Most veterans of the bay cleanup effort seem to think it's going to take a combination of more spending and more regulation, but neither candidate seems to be talking much about those. Indeed, O'Malley's spokespeople routinely hammer Ehrlich for raising fees. One of those was the "flush" fee that's raised hundreds of millions of dollars to upgrade sewage treatment plants and to install less polluting household septic systems. Does O'Malley think that was a bad thing to do?
Speaking of the flush fee, that's a Bay issue both candidates ought to address squarely.
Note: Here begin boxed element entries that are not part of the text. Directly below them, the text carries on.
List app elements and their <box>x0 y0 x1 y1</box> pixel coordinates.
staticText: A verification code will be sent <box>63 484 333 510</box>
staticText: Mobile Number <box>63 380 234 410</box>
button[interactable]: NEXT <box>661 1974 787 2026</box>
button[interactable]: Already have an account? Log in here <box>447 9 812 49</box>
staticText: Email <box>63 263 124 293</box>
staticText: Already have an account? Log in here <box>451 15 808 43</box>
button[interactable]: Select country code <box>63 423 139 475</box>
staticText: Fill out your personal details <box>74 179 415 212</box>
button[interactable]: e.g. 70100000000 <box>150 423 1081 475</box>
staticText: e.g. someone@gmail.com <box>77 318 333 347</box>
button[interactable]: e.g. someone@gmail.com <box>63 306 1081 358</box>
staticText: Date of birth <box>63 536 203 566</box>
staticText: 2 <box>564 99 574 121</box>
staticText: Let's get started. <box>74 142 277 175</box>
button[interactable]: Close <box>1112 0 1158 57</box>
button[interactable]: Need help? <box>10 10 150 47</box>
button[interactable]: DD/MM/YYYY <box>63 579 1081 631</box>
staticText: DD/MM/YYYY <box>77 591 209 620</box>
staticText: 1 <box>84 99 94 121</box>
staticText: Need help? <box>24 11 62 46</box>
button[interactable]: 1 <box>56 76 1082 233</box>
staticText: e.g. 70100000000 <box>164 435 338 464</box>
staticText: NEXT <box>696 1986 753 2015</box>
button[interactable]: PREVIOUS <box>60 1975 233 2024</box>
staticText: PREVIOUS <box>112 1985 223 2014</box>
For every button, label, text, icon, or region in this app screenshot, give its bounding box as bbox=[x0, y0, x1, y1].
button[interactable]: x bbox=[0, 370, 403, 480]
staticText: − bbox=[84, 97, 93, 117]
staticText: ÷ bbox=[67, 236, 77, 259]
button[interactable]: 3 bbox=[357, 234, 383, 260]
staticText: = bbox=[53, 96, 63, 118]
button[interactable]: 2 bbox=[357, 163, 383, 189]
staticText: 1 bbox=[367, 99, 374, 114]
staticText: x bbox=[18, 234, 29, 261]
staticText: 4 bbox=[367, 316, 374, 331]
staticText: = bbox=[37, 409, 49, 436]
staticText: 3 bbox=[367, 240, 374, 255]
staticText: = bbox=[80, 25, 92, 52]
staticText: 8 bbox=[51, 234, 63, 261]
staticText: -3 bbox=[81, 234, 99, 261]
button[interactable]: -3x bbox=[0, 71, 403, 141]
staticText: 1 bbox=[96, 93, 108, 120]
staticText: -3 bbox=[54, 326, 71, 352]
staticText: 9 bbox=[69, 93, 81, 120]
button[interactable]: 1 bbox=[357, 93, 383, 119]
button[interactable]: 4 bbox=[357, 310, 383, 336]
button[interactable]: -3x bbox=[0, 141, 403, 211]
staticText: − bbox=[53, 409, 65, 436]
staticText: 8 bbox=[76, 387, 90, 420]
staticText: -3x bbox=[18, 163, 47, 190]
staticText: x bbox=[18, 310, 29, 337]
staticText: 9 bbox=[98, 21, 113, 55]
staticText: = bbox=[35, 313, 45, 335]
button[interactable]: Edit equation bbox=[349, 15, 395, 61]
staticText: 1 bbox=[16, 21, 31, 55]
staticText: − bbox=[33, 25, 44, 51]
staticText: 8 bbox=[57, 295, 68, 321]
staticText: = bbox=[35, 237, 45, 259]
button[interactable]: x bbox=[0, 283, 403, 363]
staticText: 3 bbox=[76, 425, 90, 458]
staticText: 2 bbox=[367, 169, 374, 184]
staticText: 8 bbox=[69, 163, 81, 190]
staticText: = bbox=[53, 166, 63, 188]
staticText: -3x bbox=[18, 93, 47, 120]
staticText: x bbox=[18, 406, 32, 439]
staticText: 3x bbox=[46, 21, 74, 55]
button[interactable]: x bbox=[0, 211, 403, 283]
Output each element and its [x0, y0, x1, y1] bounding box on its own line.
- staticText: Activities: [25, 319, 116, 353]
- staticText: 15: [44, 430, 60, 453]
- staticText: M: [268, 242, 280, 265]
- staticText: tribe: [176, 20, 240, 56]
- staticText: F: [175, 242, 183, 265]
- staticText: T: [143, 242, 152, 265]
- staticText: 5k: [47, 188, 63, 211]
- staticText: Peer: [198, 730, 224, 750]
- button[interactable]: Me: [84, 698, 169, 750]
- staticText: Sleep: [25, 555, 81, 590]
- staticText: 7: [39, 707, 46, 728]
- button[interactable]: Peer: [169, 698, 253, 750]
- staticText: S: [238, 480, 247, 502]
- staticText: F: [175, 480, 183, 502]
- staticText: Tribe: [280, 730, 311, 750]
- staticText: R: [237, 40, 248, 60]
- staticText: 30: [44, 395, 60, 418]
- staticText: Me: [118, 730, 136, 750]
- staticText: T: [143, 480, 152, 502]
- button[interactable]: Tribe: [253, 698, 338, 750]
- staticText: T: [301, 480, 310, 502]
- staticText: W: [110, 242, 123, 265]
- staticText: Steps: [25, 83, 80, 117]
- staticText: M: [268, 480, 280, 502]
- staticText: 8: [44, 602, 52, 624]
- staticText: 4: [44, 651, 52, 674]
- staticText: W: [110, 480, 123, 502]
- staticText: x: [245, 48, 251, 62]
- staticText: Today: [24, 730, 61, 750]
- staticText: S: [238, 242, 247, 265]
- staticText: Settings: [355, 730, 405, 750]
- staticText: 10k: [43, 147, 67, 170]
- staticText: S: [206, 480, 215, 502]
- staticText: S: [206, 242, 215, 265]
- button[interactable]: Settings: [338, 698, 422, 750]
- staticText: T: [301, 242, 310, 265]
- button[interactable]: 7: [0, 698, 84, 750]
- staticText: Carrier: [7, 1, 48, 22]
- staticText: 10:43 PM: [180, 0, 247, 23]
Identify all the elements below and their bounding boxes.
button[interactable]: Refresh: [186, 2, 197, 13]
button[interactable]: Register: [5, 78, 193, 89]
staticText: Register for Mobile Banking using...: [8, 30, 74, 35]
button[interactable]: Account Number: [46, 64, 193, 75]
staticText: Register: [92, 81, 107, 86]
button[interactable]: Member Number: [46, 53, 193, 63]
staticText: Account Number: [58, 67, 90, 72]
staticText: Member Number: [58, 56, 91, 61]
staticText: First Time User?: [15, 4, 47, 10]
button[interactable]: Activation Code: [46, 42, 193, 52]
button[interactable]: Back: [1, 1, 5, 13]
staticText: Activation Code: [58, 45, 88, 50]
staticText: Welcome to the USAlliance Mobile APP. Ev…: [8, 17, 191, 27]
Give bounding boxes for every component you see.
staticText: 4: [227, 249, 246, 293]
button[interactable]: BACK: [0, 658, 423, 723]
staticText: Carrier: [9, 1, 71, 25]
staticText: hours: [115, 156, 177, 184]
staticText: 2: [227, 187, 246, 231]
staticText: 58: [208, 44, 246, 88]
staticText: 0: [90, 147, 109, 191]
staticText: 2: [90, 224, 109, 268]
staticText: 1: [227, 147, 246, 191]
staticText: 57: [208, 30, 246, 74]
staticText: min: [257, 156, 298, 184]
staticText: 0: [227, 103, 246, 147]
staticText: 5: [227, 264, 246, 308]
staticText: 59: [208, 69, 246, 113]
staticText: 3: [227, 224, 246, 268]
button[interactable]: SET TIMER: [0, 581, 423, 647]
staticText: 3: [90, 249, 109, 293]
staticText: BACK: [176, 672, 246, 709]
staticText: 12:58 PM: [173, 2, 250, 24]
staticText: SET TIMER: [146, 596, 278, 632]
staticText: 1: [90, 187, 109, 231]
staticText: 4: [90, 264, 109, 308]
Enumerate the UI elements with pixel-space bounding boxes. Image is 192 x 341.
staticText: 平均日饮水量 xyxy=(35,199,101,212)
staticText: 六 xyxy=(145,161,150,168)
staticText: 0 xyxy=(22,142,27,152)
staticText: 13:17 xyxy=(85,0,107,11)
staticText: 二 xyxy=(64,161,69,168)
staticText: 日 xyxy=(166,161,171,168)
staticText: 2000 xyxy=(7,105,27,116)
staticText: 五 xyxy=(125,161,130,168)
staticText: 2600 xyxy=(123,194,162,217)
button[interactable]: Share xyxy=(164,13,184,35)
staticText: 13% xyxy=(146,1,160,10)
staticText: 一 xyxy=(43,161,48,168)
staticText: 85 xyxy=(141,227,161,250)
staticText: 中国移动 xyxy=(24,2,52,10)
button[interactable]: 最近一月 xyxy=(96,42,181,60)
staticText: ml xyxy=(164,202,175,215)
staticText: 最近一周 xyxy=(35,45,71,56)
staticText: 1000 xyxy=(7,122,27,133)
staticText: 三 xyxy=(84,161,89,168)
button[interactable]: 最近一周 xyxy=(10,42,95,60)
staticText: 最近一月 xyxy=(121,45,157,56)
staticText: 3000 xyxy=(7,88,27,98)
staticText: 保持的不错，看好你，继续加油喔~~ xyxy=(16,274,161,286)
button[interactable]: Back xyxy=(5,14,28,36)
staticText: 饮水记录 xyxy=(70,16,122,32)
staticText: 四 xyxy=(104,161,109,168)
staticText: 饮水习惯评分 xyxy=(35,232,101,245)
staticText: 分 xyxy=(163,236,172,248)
The flush-fee supported "bay restoration fund" is about to run short of money in the next few years, as costly overhauls begin of the bay's two largest sewage treatment plants, Baltimore's Back River and Washington's Blue Plains facilities.
An advisory committee has said that to keep the fund from running dry, the state either needs to raise the $30 per household annual fee (by up to 100 percent) or make local governments shoulder more of the costs, or delay some plant upgrades for several years until the fund is replenished.
Raising the fee could be unpopular, while forcing local governments to pay more is just shifting the costs - and responsibility to raise fees. Delaying plant upgrades might sound like the only viable political option, but that could make it unlikely Maryland would have taken the needed bay-cleanup steps by 2025, much less by 2020, as O'Malley is pledging. It also seems likely to get Maryland in trouble with the federal government, which is planning to lock the bay states into a cleanup schedule by year's end that is meant to ensure that the states and federal government - after repeatedly missing earlier cleanup targets - will collectively do by 2025 what's needed to finally restore the bay.
Now there's something specific to talk about when it comes to protecting and restoring the Bay. Candidates?